I have asked the LLM to output a perfectly parsable list using Python: once parsed, we can visualize the output.
The results are not bad at all: these are all products that are likely to be purchased in pairs with Coca-Cola. There is, however, a small issue: THESE PRODUCTS MAY NOT BE IN OUR DATA.
2. Matching the available products in our data
The next step is trying to match every complementary product suggested by the LLM with a corresponding product in our dataset. For example, we want to match “Nachos” with the closest possible product in our dataset.
We can perform this matching using vector search. For each LLM product, we will match it with the most semantically similar in our dataset.
As we can see, the results are far from accurate. “Nachos” will be matched with “SET OF SALT AND PEPPER TOADSTOOLS”, while the closest match with “Burgers” is “S/2 BEACH HUT STOOLS”. Some of the matches are valid (we can look at Napkins), but if there are no valid matches, a semantic search will still fit it with an irrelevant candidate. Using a cosine similarity threshold is, by experience, a terrible method for selecting valid choices. Instead, I will use an LLM again to validate the data.
3. Select correct complements using Chain-of-DataFrame
The goal is now to validate the matching of the previous step. My first attempts to match the products recommended by an LLM were frustrated by the lack of coherence in the output. Though being a 70B model, when I was passing in the prompt a list of products to match, the output was less than desirable (with combinations of errors in the formatting and highly unrealistic output).
However, I have noticed that by inputting a list of products and asking the model to reason on each sample and output a score (0 or 1): (following the format of a pandas dataframe and applying a transformation to a single column), the model is much more reliable (in terms of format and output).

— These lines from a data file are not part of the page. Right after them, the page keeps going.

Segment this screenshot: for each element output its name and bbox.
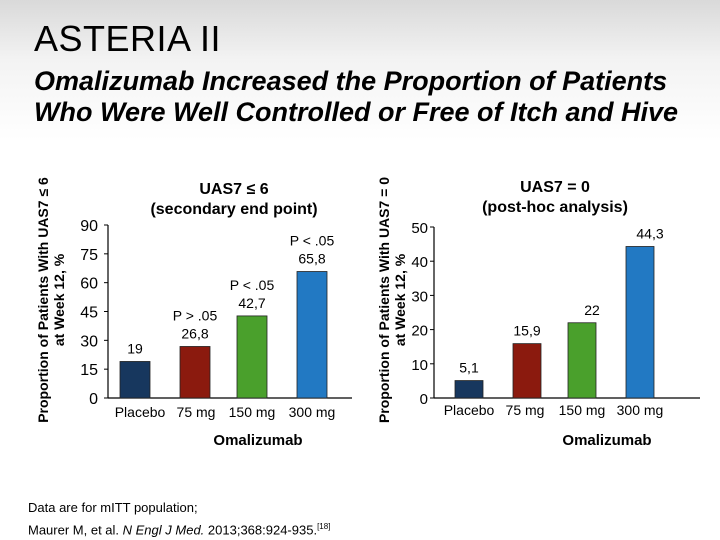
chart2-bar-1 (454, 380, 484, 399)
chart1-bar-2 (179, 346, 211, 399)
footnote-authors: Maurer M, et al. (28, 522, 123, 538)
slide-title: ASTERIA II (34, 18, 222, 59)
footnote-journal: N Engl J Med. (122, 522, 205, 538)
chart1-title: UAS7 ≤ 6 (199, 181, 268, 198)
chart1-bar-4 (296, 271, 328, 399)
chart1-category-label-3: 150 mg (229, 404, 276, 420)
chart1-bar-1 (119, 361, 151, 399)
chart1-p-value-4: P < .05 (290, 233, 335, 249)
chart1-y-tick-label: 90 (80, 218, 98, 235)
chart2-y-tick-label: 40 (411, 254, 428, 271)
chart2-y-tick-label: 20 (411, 323, 428, 340)
chart1-category-label-2: 75 mg (177, 404, 216, 420)
chart1-y-tick-label: 75 (80, 247, 98, 264)
chart1-category-label-4: 300 mg (289, 404, 336, 420)
chart2-value-label-4: 44,3 (636, 225, 663, 241)
chart2-subtitle: (post-hoc analysis) (482, 199, 628, 216)
chart1-value-label-2: 26,8 (181, 325, 208, 341)
chart1-p-value-2: P > .05 (173, 307, 218, 323)
chart2-y-axis-label: Proportion of Patients With UAS7 = 0at W… (376, 177, 408, 423)
chart1-y-tick-label: 30 (80, 333, 98, 350)
chart2-y-tick-label: 10 (411, 357, 428, 374)
chart1-y-axis-label: Proportion of Patients With UAS7 ≤ 6at W… (35, 177, 67, 423)
footnote-citation-detail: 2013;368:924-935. (204, 522, 318, 538)
chart1-y-tick-label: 0 (89, 391, 98, 408)
chart1-y-tick-label: 60 (80, 276, 98, 293)
chart1-value-label-3: 42,7 (238, 295, 265, 311)
chart2-y-tick-label: 30 (411, 288, 428, 305)
chart2-bar-4 (625, 246, 655, 399)
chart1-y-tick-label: 45 (80, 305, 98, 322)
footnote-citation: Maurer M, et al. N Engl J Med. 2013;368:… (28, 517, 330, 539)
chart2-category-label-2: 75 mg (506, 402, 545, 418)
chart1-p-value-3: P < .05 (230, 277, 275, 293)
chart2-title: UAS7 = 0 (520, 179, 590, 196)
chart1-y-tick-label: 15 (80, 362, 98, 379)
chart1-value-label-4: 65,8 (298, 251, 325, 267)
footnote-line-1: Data are for mITT population; (28, 500, 198, 515)
chart1-subtitle: (secondary end point) (150, 201, 317, 218)
chart1-bar-3 (236, 315, 268, 399)
chart1-category-label-1: Placebo (115, 404, 166, 420)
chart2-value-label-1: 5,1 (459, 360, 479, 376)
footnote: Data are for mITT population; Maurer M, … (28, 498, 330, 539)
chart2-value-label-2: 15,9 (513, 323, 540, 339)
chart2-bar-3 (567, 322, 597, 399)
chart2-x-axis-label: Omalizumab (562, 432, 651, 449)
chart2-category-label-3: 150 mg (559, 402, 606, 418)
chart2-category-label-4: 300 mg (617, 402, 664, 418)
chart2-category-label-1: Placebo (444, 402, 495, 418)
slide-subtitle: Omalizumab Increased the Proportion of P… (34, 66, 679, 127)
footnote-ref: [18] (317, 522, 331, 531)
chart1-x-axis-label: Omalizumab (213, 432, 302, 449)
chart2-y-tick-label: 50 (411, 220, 428, 237)
chart1-value-label-1: 19 (127, 340, 143, 356)
chart2-y-tick-label: 0 (420, 391, 428, 408)
chart2-value-label-3: 22 (584, 302, 600, 318)
chart2-bar-2 (512, 343, 542, 399)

I call this prompting paradigm Chain-of-Dataframe, in reference to the well-known pandas data structure:
To give you an idea of the Chain-of-Dataframe prompting. In the following example, the {product_name} is coca-cola, while the {complementary_list} is the column called recommended_product we can see in the image below:
A customer is doing shopping and buys the following product
product_name: {product_name}A junior shopping expert recommends the following products to be bought together, however he still has to learn:
given the following
complementary_list: {complementary_list}
Output a parsable python list using python, no comments or extra text, in the following format:
[
[<product_name 1>, <reason why it is complementary or not>, <0 or 1>],
[<product_name 2>, <reason why it is complementary or not>, <0 or 1>],
[<product_name 3>, <reason why it is complementary or not>, <0 or 1>],
...
]
the customer is only interested in **products that can be paired with the existing one** to enrich his experience, not substitutes
THE ORDER OF THE OUTPUT MUST EQUAL THE ORDER OF ELEMENTS IN complementary_list
Take it easy, take a big breath to relax and be accurate. Output must start with [, end with ], no extra text
The output is a multidimensional list that can be parsed easily and immediately converted again into a pandas dataframe.
Notice the reasoning and score columns generated by the model to find the best complementary products. With this last step, we have been able to filter out most of the irrelevant matches.

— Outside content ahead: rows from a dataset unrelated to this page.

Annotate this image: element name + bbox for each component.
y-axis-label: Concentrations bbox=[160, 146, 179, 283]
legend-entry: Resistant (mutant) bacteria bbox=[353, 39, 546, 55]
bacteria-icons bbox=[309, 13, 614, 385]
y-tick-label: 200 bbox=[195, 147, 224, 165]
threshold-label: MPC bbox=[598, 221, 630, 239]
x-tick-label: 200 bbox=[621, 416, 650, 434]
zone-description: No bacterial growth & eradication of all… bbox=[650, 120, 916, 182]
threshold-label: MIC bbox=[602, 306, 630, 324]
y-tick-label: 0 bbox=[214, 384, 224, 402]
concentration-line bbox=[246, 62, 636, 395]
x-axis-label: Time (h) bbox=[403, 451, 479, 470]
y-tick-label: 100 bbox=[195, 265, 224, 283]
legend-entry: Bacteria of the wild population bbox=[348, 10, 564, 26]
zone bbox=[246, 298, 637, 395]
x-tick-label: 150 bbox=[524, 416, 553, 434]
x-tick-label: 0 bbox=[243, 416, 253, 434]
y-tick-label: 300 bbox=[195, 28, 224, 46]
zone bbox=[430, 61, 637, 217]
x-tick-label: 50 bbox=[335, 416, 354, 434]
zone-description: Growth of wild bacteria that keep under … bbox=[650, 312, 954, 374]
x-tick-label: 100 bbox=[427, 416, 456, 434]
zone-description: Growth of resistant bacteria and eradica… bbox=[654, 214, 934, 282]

***The algorithm may look similar to CHAIN-OF-TABLE: EVOLVING TABLES IN THE REASONING CHAIN FOR TABLE UNDERSTANDING, but I deem the one proposed above is much simpler and uses a different structure. Feel free to comment if you think otherwise.

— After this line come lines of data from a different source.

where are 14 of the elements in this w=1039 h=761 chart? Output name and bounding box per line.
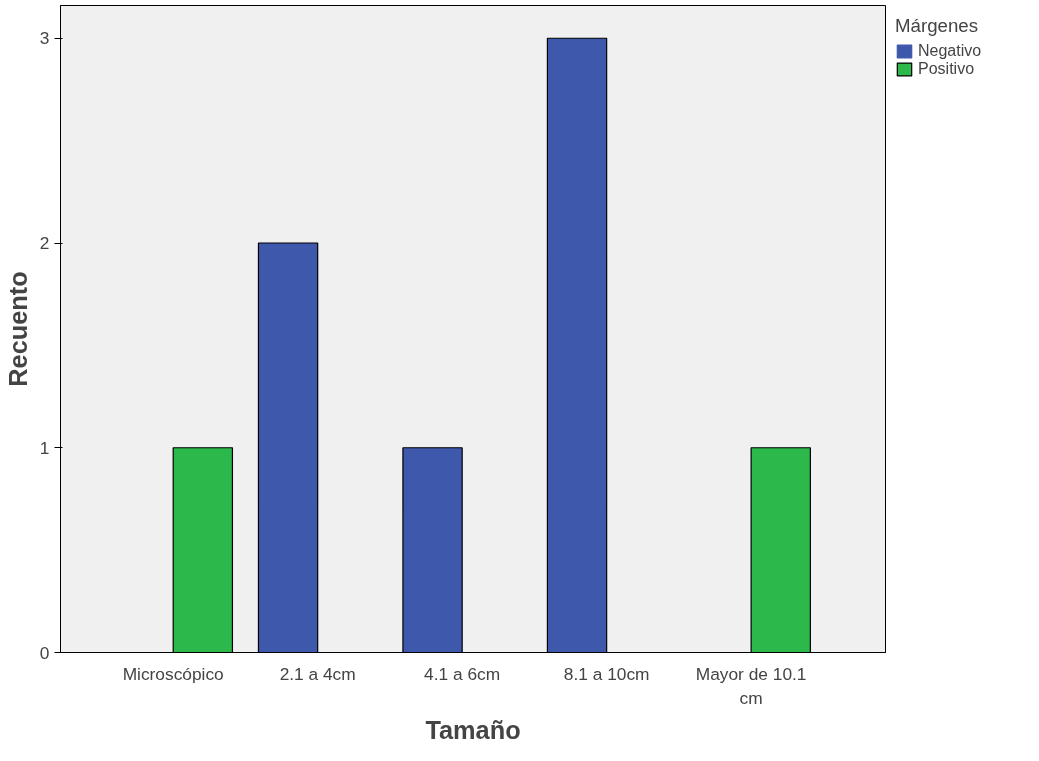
x-tick-label: Microscópico xyxy=(122,663,224,684)
x-tick-label: 8.1 a 10cm xyxy=(563,663,650,684)
y-tick-label: 3 xyxy=(39,28,50,49)
x-tick-label: Mayor de 10.1 cm xyxy=(695,663,807,708)
y-tick-label: 2 xyxy=(39,233,50,254)
y-axis-title: Recuento xyxy=(3,271,32,387)
x-tick-label: 4.1 a 6cm xyxy=(424,663,501,684)
y-tick-label: 0 xyxy=(39,642,50,663)
x-tick-label: 2.1 a 4cm xyxy=(279,663,356,684)
legend-label: Positivo xyxy=(918,60,975,78)
y-tick-label: 1 xyxy=(39,437,50,458)
x-axis-title: Tamaño xyxy=(425,715,521,744)
legend-label: Negativo xyxy=(918,42,982,60)
legend-title: Márgenes xyxy=(895,15,979,37)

4. Dealing with little data: Nearest Substitute Filling
There is one last issue we need to address. It is likely that, due to the lack of data, the number of recommended products is minimal. In the example above, we can recommend 6 complementary products, but there might be cases where we can only recommend 2 or 3. How can we improve the user experience, and expand the number of valid recommendations, given the limitations imposed by our data?